Le chauffeur nous a laissé au bout de la route, là où se trouve Fadiouth. On a pris les services d'un guide (obligatoire pour les touristes), puis on est partis explorer cette curiosité sénégalaise. Fadiouth est en fait une île habitée située dans la mangrove. Jusque là, rien de bien nouveau. Néanmoins, il s'agit d'une île artificielle constituée uniquement de... coquillages! En effet, depuis le 4e siècle, les ancêtres des habitants actuels ont commencé à pêcher, consommer et entasser des coques là où se trouve aujourd'hui  Fadiouth. Au fil des siècles, l'île a grossi pour donner naissance au site qui existe aujourd'hui. Celui-ci repose sur des tonnes et des tonnes de coquillages empilés pendant plus de 1500 ans! Et on en ajoute continuellement. Un peu hallucinant!

On accède à l'île via une longue passerelle de bois. Sur place, l'île en tant que telle est divisée en petits quartiers possédant tous leur saint patron. Car, contrairement au reste du Sénégal, l'île est à 90% catholique. Musulmans et chrétiens coexistent néanmoins dans une grande harmonie, les premiers ayant notamment mis la main à la pâte pour construire l'église de l'île aux côtés de leurs frères catholiques. Au milieu de l'île se trouve également un énorme baobab sacré. Ici, tant musulmans que chrétiens sont aussi un peu animistes et entretiennent le culte des ancêtres symbolisé ici par l'arbre en question. Les gens du coin vivent de la récolte des coques et des huitres, et cultivent également le sorgho dans des champs voisins. Anciennement, leur sorgho séchait dans des petits greniers à mil en paille disséminés dans la mangrove, limitant ainsi les dégâts causés feux et les rats!

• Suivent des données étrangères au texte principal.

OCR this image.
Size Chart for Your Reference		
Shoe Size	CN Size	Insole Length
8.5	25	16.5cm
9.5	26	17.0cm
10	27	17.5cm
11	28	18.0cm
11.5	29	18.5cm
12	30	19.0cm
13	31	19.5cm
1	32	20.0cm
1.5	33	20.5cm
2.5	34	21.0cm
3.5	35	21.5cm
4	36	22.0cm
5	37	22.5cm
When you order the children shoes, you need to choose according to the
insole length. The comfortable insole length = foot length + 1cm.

Non contents d'avoir créé une île de coquillage pour héberger leurs semblables, les habitants en ont au fil du temps créé une seconde pour leurs morts. L'île-cimetière de Fadiouth, également constituée de coquillages, consiste en plusieurs monticules d'une blancheur immaculée couverts de croix et parsemée de baobabs. C'est vraiment un magnifique endroit. Les musulmans sont enterrés à côté des chrétiens, perpétuant dans la mort la coexistence pacifique qui a été la leur dans la vie. À méditer!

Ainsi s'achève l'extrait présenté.